Driving through the little town of Eaton, Colorado the other evening I passed by this pairing that was well worthy of a quick stop. Arranged as they were it could well actually be 1972, not nearly fifty years later. I was struck that the owner must likely make a decision every morning as to which car to take that particular day and realized it must not be an easy one. Both (likely) have V8’s and automatic transmissions, both are best sized for two occupants, and neither returns much in fuel economy. But they do differ significantly as well. Let’s get a little closer.
Starting with the Ranchero, it’s immediately obvious that this is a 1972, seeing as how starting in ’73 the bumper is quite different. I don’t know when the last time was that I saw a Ranchero that still had its hubcaps, they and the white vinyl top certainly give off a different vibe than most of them do. The brochure states that with the redesign, Rancheros are now “man-sized pickup cars”, so okay, we’ll go with that, I qualify. This being a 500 means it’s the standard model. While a 250 cu.in. six was the standard mill, options included V8 engines in 302, 351 (2V and 4V), 400, as well as the big 429 displacements. While a three-on-the-tree was standard with the 250, 302 and 351 (4V), a 3-speed auto was an option and standard with the others. A four-on-the-floor was available as well with some trim combinations. Something for every desire and budget apparently.
That pickup bed is 6.5 feet long inside and four feet between the wheelwells so it’ll easily haul all the drywall you need with the tailgate down (or hanging over the edge if closed). Properly equipped, a Ranchero can also haul 6,000 pounds of boat or whatever else, although this one doesn’t seem to have a tow package. For a “pickup car” that parks outside, this seems in excellent condition and well taken care of.
But not every day is a truck day, so in that case there’s the legendary Buick Riviera in the middle year of this three-year body style, 1964. Designed by the legendary Bill Mitchell, this is of course a very well regarded design, although my personal preference for whatever reason runs to the third-generation “Boattail” Riviera. As a perfect and perhaps definitive example of a personal luxury coupe, it certainly has visual presence even though this one is showing the ravages of time a little more.
As a 1964 it would be powered by the 425c.i. Nailhead V8 producing 340hp, although a “Wildcat” 360hp version was available as well, backed in either case by the ST-400 3-speed automatic. The rear to me is probably its weakest angle and for 1965 both the front and rear were redesigned. Inside are bucket seats in front and a two place rear.

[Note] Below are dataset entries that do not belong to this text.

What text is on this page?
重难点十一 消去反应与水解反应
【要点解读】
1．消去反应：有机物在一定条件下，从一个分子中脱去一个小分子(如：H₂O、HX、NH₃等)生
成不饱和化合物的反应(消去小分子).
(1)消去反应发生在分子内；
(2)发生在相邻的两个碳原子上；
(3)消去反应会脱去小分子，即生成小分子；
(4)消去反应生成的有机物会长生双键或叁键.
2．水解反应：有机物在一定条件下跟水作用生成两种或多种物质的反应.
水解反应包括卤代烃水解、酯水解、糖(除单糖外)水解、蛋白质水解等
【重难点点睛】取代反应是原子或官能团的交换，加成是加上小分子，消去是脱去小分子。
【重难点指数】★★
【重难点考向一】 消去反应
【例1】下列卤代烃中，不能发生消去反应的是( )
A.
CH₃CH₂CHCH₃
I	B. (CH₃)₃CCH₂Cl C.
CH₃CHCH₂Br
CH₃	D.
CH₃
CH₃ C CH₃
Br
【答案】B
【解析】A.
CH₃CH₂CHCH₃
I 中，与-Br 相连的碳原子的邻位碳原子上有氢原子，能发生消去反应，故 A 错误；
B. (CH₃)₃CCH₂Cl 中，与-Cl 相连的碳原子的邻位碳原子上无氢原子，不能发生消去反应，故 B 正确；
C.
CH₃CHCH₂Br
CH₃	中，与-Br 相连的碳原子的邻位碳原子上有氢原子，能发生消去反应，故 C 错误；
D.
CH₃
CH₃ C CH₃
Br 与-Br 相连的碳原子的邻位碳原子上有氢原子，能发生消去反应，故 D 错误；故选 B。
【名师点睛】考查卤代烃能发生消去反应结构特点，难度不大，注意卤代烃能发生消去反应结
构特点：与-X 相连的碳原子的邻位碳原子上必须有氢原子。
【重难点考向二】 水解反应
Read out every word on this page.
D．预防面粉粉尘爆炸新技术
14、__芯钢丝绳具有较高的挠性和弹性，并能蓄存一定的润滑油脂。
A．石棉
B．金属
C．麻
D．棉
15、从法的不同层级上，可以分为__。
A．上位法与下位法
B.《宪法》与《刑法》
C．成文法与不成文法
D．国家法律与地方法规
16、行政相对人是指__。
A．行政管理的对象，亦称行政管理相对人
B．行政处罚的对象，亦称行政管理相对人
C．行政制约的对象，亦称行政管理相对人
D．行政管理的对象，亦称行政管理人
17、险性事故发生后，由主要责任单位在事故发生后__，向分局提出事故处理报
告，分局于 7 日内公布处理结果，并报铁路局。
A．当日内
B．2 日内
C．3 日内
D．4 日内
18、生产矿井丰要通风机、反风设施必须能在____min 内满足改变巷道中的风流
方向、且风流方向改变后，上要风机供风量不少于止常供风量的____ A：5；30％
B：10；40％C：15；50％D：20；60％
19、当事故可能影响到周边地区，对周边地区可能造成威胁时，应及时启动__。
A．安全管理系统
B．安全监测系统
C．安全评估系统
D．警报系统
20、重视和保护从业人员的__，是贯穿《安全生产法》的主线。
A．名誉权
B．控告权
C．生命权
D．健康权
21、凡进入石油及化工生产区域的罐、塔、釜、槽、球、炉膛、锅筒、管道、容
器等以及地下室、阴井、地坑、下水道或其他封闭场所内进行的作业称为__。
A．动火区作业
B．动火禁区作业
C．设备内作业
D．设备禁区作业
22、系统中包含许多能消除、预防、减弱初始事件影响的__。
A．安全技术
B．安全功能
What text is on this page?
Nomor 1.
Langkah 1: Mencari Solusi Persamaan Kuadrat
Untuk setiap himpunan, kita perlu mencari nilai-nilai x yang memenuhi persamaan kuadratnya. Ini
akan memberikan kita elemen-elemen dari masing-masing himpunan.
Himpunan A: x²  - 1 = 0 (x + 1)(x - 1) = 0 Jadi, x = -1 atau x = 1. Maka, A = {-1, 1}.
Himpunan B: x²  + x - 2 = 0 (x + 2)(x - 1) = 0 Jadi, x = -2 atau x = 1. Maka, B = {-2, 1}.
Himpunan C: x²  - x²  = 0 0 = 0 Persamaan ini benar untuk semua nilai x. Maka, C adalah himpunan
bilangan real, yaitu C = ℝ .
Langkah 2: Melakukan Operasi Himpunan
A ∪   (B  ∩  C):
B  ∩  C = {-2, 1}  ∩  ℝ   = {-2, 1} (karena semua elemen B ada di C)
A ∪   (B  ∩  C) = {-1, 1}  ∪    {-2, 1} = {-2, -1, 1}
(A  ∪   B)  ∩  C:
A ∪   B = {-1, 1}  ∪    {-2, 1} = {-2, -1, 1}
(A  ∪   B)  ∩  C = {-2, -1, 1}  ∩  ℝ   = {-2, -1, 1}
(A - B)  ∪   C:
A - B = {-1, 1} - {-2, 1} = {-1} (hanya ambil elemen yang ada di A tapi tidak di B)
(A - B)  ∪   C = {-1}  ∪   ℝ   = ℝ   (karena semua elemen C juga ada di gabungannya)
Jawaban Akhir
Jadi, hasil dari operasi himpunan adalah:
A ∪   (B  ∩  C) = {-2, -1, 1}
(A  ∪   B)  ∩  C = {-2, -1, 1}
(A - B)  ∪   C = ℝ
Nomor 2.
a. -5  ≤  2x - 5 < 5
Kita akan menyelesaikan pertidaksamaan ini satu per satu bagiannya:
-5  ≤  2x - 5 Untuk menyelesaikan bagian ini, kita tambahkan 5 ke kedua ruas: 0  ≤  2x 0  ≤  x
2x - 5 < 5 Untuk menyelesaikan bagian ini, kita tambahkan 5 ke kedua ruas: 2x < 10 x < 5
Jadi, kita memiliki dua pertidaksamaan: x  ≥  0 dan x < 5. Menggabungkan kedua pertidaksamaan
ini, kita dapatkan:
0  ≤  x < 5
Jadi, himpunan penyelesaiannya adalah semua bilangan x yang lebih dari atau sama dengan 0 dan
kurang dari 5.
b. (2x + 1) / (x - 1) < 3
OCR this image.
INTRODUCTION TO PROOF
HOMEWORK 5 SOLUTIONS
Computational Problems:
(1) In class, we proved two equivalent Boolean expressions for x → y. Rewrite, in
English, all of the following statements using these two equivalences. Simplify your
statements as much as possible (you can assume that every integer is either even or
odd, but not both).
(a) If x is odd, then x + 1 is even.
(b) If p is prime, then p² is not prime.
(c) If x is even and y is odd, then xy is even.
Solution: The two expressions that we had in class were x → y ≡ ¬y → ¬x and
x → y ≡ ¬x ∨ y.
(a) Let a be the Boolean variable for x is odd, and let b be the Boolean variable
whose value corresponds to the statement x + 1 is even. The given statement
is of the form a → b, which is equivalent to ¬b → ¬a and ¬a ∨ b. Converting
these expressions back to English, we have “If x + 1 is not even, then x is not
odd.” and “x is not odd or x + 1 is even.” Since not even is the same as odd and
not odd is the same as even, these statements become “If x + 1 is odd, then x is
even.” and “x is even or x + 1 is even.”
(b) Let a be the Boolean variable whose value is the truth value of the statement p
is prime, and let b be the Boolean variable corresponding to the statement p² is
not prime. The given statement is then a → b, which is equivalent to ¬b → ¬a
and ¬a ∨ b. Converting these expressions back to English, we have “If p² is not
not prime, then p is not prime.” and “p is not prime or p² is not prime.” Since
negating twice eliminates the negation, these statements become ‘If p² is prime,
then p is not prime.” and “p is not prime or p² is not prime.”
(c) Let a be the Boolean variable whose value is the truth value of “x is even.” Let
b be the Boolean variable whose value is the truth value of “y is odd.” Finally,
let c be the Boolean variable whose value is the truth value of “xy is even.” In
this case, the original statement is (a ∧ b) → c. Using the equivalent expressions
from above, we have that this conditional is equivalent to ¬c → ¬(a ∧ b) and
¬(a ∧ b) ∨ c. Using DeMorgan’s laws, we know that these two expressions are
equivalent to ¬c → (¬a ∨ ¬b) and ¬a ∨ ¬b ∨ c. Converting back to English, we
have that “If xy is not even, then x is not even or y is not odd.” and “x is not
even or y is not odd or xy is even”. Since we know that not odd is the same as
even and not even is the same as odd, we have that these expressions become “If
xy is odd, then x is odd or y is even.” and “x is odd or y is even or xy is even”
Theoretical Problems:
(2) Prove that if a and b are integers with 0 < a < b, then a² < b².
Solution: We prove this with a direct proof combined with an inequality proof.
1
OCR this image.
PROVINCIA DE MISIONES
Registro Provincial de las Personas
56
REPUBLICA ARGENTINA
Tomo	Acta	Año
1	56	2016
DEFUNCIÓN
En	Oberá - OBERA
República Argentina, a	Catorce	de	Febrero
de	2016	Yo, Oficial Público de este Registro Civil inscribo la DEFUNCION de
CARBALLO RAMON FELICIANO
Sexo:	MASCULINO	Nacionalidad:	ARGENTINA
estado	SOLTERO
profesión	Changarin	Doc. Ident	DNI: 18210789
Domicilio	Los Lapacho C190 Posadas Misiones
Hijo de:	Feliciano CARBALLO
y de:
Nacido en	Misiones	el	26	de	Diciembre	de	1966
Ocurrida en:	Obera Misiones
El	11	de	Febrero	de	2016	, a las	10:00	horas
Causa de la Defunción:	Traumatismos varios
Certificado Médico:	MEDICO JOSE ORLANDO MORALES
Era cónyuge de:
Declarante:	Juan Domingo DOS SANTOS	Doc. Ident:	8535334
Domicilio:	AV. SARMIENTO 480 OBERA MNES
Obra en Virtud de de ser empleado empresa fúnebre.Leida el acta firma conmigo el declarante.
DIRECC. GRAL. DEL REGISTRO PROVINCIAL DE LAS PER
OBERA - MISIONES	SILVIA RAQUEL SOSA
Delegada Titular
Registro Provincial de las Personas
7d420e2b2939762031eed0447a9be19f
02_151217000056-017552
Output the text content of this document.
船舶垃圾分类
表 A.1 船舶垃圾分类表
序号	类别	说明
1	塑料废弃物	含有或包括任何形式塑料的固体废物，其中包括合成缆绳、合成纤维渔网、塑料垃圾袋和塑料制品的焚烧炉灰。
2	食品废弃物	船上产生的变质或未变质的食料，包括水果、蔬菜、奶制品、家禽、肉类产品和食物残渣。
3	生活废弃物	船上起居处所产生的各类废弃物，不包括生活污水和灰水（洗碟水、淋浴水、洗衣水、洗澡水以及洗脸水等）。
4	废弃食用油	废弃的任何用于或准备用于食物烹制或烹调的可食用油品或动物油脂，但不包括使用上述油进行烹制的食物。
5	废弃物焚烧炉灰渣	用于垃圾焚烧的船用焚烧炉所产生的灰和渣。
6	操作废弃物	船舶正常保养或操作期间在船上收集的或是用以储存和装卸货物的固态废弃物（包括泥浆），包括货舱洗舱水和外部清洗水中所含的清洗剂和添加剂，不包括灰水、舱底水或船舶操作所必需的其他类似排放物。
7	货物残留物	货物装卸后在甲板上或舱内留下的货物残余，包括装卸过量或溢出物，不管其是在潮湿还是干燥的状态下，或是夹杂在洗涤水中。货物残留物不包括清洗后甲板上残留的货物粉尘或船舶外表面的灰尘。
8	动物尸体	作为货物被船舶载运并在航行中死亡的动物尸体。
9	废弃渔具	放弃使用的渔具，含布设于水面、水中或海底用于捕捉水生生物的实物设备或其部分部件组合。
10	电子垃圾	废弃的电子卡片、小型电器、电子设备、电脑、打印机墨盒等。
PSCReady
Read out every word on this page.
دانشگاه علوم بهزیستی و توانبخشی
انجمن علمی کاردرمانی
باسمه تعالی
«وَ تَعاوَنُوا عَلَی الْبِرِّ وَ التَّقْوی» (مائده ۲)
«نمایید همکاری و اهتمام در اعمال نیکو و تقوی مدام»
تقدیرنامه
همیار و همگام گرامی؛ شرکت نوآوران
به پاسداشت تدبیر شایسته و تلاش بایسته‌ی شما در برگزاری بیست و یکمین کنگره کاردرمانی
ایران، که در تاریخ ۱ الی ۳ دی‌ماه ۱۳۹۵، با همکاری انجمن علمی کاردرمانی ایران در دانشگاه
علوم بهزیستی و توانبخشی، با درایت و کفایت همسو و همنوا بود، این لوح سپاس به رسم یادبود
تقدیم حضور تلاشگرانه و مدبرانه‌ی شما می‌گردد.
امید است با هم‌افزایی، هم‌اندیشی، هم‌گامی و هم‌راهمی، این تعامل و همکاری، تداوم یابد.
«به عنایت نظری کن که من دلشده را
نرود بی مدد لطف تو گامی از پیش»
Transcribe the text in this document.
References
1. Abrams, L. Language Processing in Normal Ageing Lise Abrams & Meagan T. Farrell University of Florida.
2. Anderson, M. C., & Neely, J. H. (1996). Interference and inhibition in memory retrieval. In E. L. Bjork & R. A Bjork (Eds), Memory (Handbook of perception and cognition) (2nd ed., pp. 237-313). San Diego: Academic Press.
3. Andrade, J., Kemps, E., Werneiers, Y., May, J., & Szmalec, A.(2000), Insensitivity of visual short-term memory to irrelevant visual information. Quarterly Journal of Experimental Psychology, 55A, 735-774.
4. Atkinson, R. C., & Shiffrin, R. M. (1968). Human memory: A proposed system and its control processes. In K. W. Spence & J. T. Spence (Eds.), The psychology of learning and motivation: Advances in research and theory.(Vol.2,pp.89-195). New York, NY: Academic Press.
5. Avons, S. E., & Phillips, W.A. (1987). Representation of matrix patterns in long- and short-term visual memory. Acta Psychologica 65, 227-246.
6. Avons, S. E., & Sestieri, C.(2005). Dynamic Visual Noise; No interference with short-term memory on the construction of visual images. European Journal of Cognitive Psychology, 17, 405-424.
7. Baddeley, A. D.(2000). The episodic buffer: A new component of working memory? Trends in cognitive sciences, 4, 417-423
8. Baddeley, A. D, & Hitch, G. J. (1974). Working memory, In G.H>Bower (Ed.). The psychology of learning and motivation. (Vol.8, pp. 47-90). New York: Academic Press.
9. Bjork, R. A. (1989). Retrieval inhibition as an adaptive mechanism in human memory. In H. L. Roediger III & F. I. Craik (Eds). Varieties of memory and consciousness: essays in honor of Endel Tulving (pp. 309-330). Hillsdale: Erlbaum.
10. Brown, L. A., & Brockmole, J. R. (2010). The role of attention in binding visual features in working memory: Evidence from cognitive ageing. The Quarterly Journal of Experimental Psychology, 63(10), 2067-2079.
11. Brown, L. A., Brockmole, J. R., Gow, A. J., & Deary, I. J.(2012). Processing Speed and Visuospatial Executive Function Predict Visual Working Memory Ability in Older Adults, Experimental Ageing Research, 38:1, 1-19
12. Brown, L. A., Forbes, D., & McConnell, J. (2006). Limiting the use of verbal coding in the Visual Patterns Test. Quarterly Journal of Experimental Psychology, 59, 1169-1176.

No matter what, kudos to the owner for keeping both on the road and apparently using them as drivers. On a daily basis with no pressing need (a load or more than two occupants) and no personal hangups regarding GM vs Ford that makes the choice of one over the other obvious it’d likely be an odd vs. even arrangement or just a random toss of the keys to decide which gets driven. How about you?